種分化とは?
しゅぶんか
種分化とは、ひとつの生物集団が時間をかけて分かれ、互いに交配できない別々の種へと変化していく進化のプロセスのことです。
種分化(しゅぶんか、英: speciation)とは、もともと同じ種に属していた生物集団が、地理的・遺伝的・生態的な要因によって互いに交配できなくなり、別個の種へと分岐していく進化の過程を指します。生物の多様性が生まれる根本的なメカニズムのひとつです。
主な種分化の様式には以下があります。
- 異所的種分化:山脈・海峡・砂漠など地理的障壁によって集団が分断され、それぞれが独立して進化するパターン(最も一般的)

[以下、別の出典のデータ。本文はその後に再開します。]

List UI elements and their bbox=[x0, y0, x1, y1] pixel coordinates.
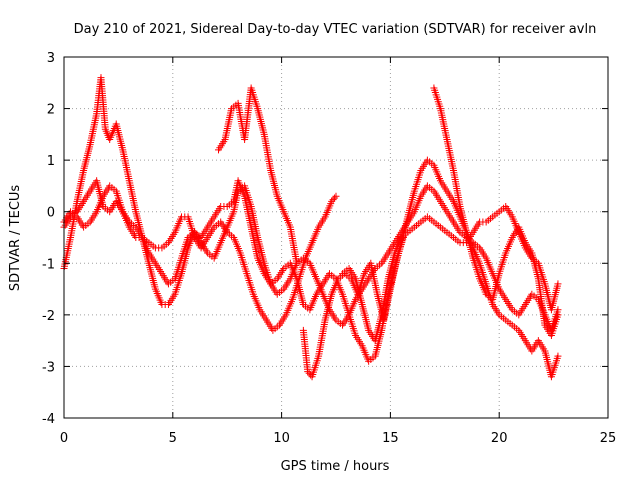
data-point-track-a bbox=[554, 352, 562, 360]
data-point-track-d bbox=[304, 368, 312, 376]
data-point-track-d bbox=[554, 311, 562, 319]
y-tick-label: -4 bbox=[42, 412, 55, 427]
data-point-track-d bbox=[399, 234, 407, 241]
y-tick-labels: -4 -3 -2 -1 0 1 2 3 bbox=[42, 51, 55, 427]
y-tick-label: -2 bbox=[42, 309, 55, 324]
data-point-track-c bbox=[328, 197, 336, 205]
data-point-track-c bbox=[332, 192, 340, 200]
x-tick-label: 20 bbox=[491, 431, 508, 446]
data-point-track-c bbox=[554, 280, 562, 288]
data-point-track-d bbox=[305, 369, 313, 377]
y-tick-label: -3 bbox=[42, 360, 55, 375]
x-tick-labels: 0 5 10 15 20 25 bbox=[60, 431, 616, 446]
y-tick-label: 2 bbox=[47, 103, 55, 118]
plot-frame bbox=[63, 56, 609, 419]
x-axis-label: GPS time / hours bbox=[281, 459, 390, 474]
data-point-track-d bbox=[293, 259, 301, 267]
y-axis-label: SDTVAR / TECUs bbox=[8, 185, 23, 292]
grid-lines bbox=[64, 57, 608, 418]
data-point-track-c bbox=[329, 196, 337, 204]
axis-ticks bbox=[63, 56, 609, 419]
x-tick-label: 15 bbox=[382, 431, 399, 446]
x-tick-label: 0 bbox=[60, 431, 68, 446]
y-tick-label: 3 bbox=[47, 51, 55, 66]
x-tick-label: 5 bbox=[169, 431, 177, 446]
y-tick-label: 0 bbox=[47, 206, 55, 221]
data-points bbox=[60, 74, 562, 381]
chart-title: Day 210 of 2021, Sidereal Day-to-day VTE… bbox=[74, 22, 597, 37]
y-tick-label: -1 bbox=[42, 257, 55, 272]
x-tick-label: 25 bbox=[600, 431, 617, 446]
y-tick-label: 1 bbox=[47, 154, 55, 169]
data-point-track-c bbox=[331, 194, 339, 202]
x-tick-label: 10 bbox=[273, 431, 290, 446]
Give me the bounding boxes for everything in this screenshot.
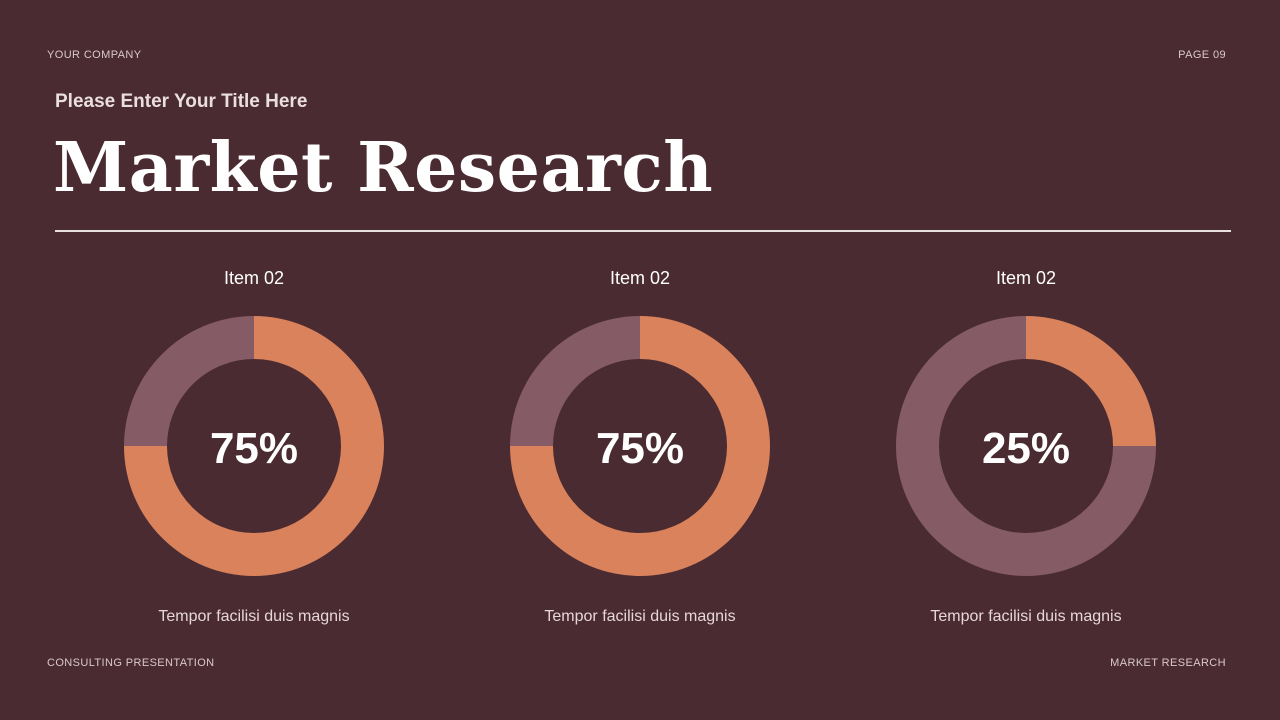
title-divider	[55, 230, 1231, 232]
footer-section-label: MARKET RESEARCH	[1110, 657, 1226, 669]
donut-title: Item 02	[609, 268, 671, 288]
donut-chart-1: Item 02 75% Tempor facilisi duis magnis	[104, 266, 404, 636]
donut-svg	[510, 316, 770, 576]
donut-value-label: 75%	[595, 424, 685, 473]
donut-remainder-slice	[896, 316, 1156, 576]
donut-title: Item 02	[995, 268, 1057, 288]
donut-svg	[124, 316, 384, 576]
donut-caption: Tempor facilisi duis magnis	[544, 608, 736, 625]
page-subtitle: Please Enter Your Title Here	[55, 91, 308, 112]
donut-svg	[896, 316, 1156, 576]
donut-value-label: 25%	[981, 424, 1071, 473]
company-name: YOUR COMPANY	[47, 49, 142, 61]
donut-value-slice	[510, 316, 770, 576]
donut-value-label: 75%	[209, 424, 299, 473]
page-title: Market Research	[53, 128, 714, 208]
donut-remainder-slice	[510, 316, 640, 446]
donut-caption: Tempor facilisi duis magnis	[158, 608, 350, 625]
donut-value-slice	[124, 316, 384, 576]
donut-title: Item 02	[223, 268, 285, 288]
donut-remainder-slice	[124, 316, 254, 446]
donut-chart-3: Item 02 25% Tempor facilisi duis magnis	[876, 266, 1176, 636]
donut-caption: Tempor facilisi duis magnis	[930, 608, 1122, 625]
donut-value-slice	[1026, 316, 1156, 446]
page-number: PAGE 09	[1178, 49, 1226, 61]
footer-presentation-label: CONSULTING PRESENTATION	[47, 657, 215, 669]
donut-chart-2: Item 02 75% Tempor facilisi duis magnis	[490, 266, 790, 636]
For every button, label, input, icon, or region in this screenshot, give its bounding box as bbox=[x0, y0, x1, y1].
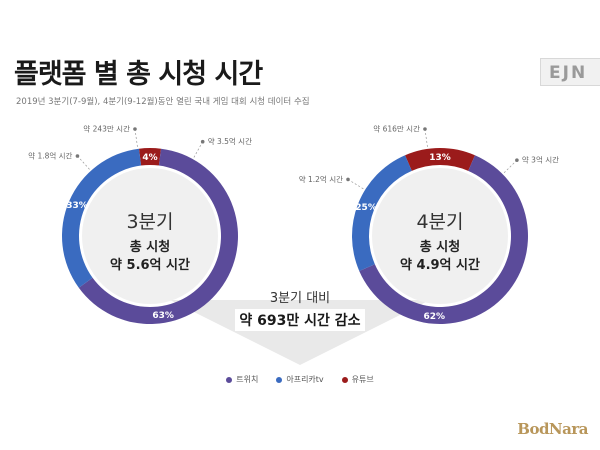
slice-afreeca bbox=[352, 155, 412, 271]
comparison-arrow bbox=[170, 300, 430, 365]
callout-dot-youtube bbox=[423, 127, 427, 131]
callout-label-youtube: 약 243만 시간 bbox=[83, 124, 130, 134]
legend-label: 아프리카tv bbox=[286, 375, 324, 384]
legend-swatch bbox=[276, 376, 283, 383]
donut-center bbox=[372, 168, 508, 304]
callout-dot-youtube bbox=[133, 127, 137, 131]
slice-value-afreeca: 25% bbox=[355, 203, 377, 213]
callout-label-youtube: 약 616만 시간 bbox=[373, 124, 420, 134]
ejn-logo: EJN bbox=[540, 58, 600, 86]
callout-line-youtube bbox=[134, 129, 138, 147]
callout-line-twitch bbox=[193, 141, 203, 158]
slice-youtube bbox=[405, 148, 475, 171]
callout-line-afreeca bbox=[77, 155, 90, 170]
callout-dot-afreeca bbox=[346, 177, 350, 182]
quarter-label: 4분기 bbox=[416, 211, 463, 233]
callout-line-twitch bbox=[503, 159, 518, 174]
legend: 트위치 아프리카tv 유튜브 bbox=[0, 374, 600, 385]
callout-label-afreeca: 약 1.8억 시간 bbox=[28, 150, 72, 160]
legend-item: 트위치 bbox=[226, 374, 258, 385]
total-label-1: 총 시청 bbox=[420, 239, 460, 255]
legend-swatch bbox=[226, 376, 233, 383]
legend-swatch bbox=[341, 376, 348, 383]
callout-dot-afreeca bbox=[75, 154, 80, 158]
legend-item: 유튜브 bbox=[341, 374, 374, 385]
total-label-2: 약 5.6억 시간 bbox=[110, 257, 190, 273]
slice-value-afreeca: 33% bbox=[66, 201, 88, 211]
callout-dot-twitch bbox=[200, 139, 205, 144]
callout-line-afreeca bbox=[347, 179, 364, 190]
comparison-line-1: 3분기 대비 bbox=[269, 291, 331, 306]
slice-value-twitch: 63% bbox=[152, 311, 174, 321]
total-label-1: 총 시청 bbox=[130, 239, 170, 255]
comparison-line-2: 약 693만 시간 감소 bbox=[235, 309, 365, 331]
slice-value-youtube: 13% bbox=[429, 153, 451, 163]
slice-afreeca bbox=[62, 148, 142, 288]
legend-label: 유튜브 bbox=[351, 375, 374, 384]
callout-label-twitch: 약 3억 시간 bbox=[522, 155, 559, 165]
page-title: 플랫폼 별 총 시청 시간 bbox=[14, 59, 263, 90]
page-subtitle: 2019년 3분기(7-9월), 4분기(9-12월)동안 열린 국내 게임 대… bbox=[16, 97, 310, 107]
quarter-label: 3분기 bbox=[126, 211, 173, 233]
donut-chart-1: 4% 약 243만 시간 63% 약 3.5억 시간 33% 약 1.8억 시간 3분기총 … bbox=[28, 124, 252, 324]
donut-center bbox=[82, 168, 218, 304]
slice-value-twitch: 62% bbox=[424, 312, 446, 322]
slice-youtube bbox=[138, 148, 162, 166]
legend-item: 아프리카tv bbox=[276, 374, 324, 385]
bodnara-watermark: BodNara bbox=[517, 420, 588, 438]
callout-dot-twitch bbox=[515, 158, 519, 162]
comparison-text: 3분기 대비 약 693만 시간 감소 bbox=[210, 287, 390, 331]
slice-value-youtube: 4% bbox=[142, 153, 157, 163]
callout-line-youtube bbox=[424, 129, 428, 147]
legend-label: 트위치 bbox=[236, 375, 259, 384]
ejn-logo-text: EJN bbox=[549, 63, 587, 83]
callout-label-twitch: 약 3.5억 시간 bbox=[208, 136, 252, 146]
callout-label-afreeca: 약 1.2억 시간 bbox=[299, 174, 343, 184]
total-label-2: 약 4.9억 시간 bbox=[400, 257, 480, 273]
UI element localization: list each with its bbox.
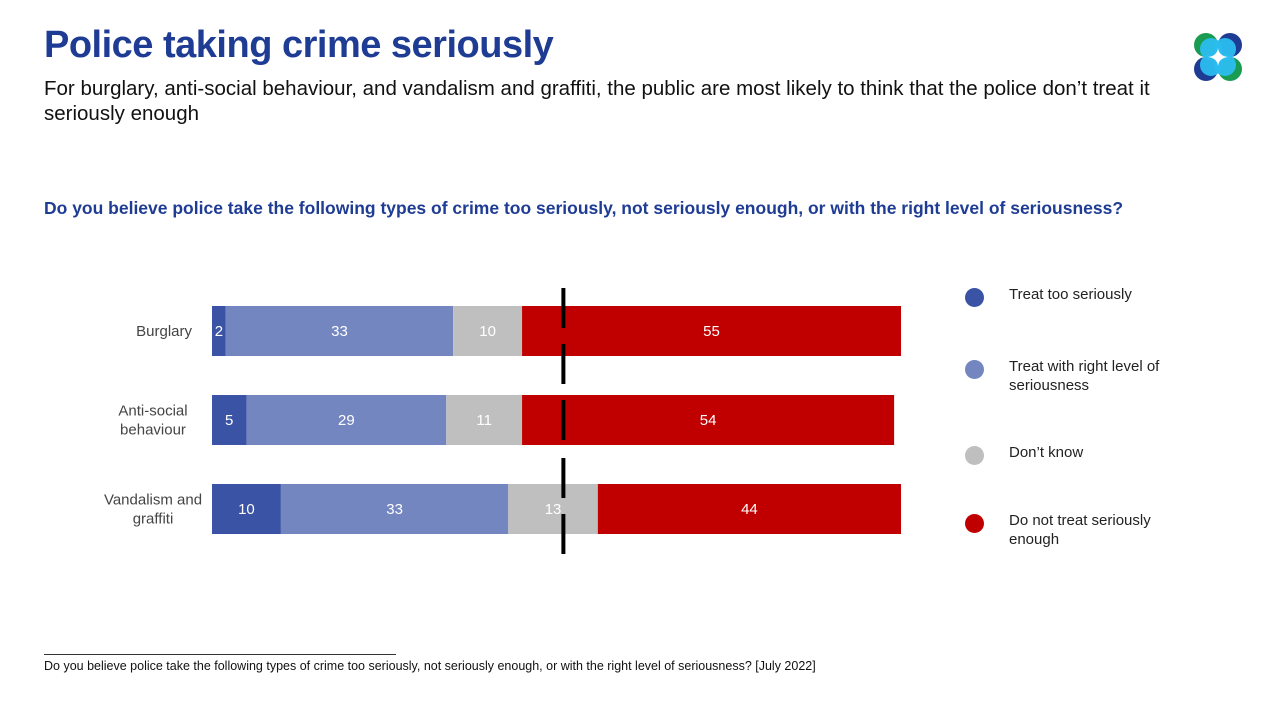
bar-segment	[280, 484, 509, 534]
legend-swatch	[965, 514, 984, 533]
bar-segment	[446, 395, 523, 445]
legend-label: Do not treat seriously enough	[1009, 512, 1151, 548]
category-label: Anti-social	[118, 403, 187, 420]
data-label: 29	[338, 412, 355, 429]
data-label: 11	[476, 412, 492, 429]
legend-label: Don’t know	[1009, 444, 1084, 461]
chart-question: Do you believe police take the following…	[44, 198, 1124, 218]
bar-segment	[212, 484, 281, 534]
legend-label: Treat with right level of seriousness	[1009, 358, 1160, 394]
bar-segment	[212, 395, 247, 445]
bar-segment	[212, 306, 226, 356]
bar-segment	[225, 306, 454, 356]
bar-segment	[508, 484, 598, 534]
data-label: 54	[700, 412, 717, 429]
footnote: Do you believe police take the following…	[44, 659, 816, 673]
data-label: 2	[215, 323, 223, 340]
legend-swatch	[965, 360, 984, 379]
page-title: Police taking crime seriously	[44, 24, 554, 66]
data-label: 33	[331, 323, 348, 340]
data-label: 10	[479, 323, 496, 340]
page-subtitle: For burglary, anti-social behaviour, and…	[44, 77, 1150, 125]
legend-label: Treat too seriously	[1009, 286, 1132, 303]
category-label: graffiti	[133, 511, 174, 528]
bar-segment	[522, 306, 901, 356]
logo-icon	[1194, 33, 1242, 81]
category-label: Burglary	[136, 323, 192, 340]
category-label: behaviour	[120, 422, 186, 439]
footnote-divider	[44, 654, 396, 655]
data-label: 44	[741, 501, 758, 518]
category-label: Vandalism and	[104, 492, 202, 509]
legend-swatch	[965, 288, 984, 307]
data-label: 5	[225, 412, 233, 429]
bar-segment	[246, 395, 447, 445]
data-label: 33	[386, 501, 403, 518]
bar-segment	[453, 306, 523, 356]
data-label: 55	[703, 323, 720, 340]
data-label: 10	[238, 501, 255, 518]
legend-swatch	[965, 446, 984, 465]
data-label: 13	[545, 501, 562, 518]
bar-segment	[522, 395, 895, 445]
bar-segment	[597, 484, 901, 534]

- 同所的種分化:地理的な分断がなくても、食性・繁殖時期・生息微環境の違いが生じることで同じ地域内で種が分かれるパターン
- 側所的種分化:隣接した地域に分布する集団の間で交流が減り、徐々に生殖隔離が進むパターン
種分化の完成には、生殖隔離(reproductive isolation)が成立することが重要です。交配しても子が生まれない、またはできた子が不妊である状態になると、遺伝的な独立が確立されます。ガラパゴス諸島のフィンチが島ごとに異なる種に分化した例は、ダーウィンが自然選択説を着想した有名な事例です。
使い方・例文
「島ごとに隔離された集団が長い年月をかけて種分化し、固有種が生まれた」のように、生物の進化や生態系の多様性を説明する場面で使われます。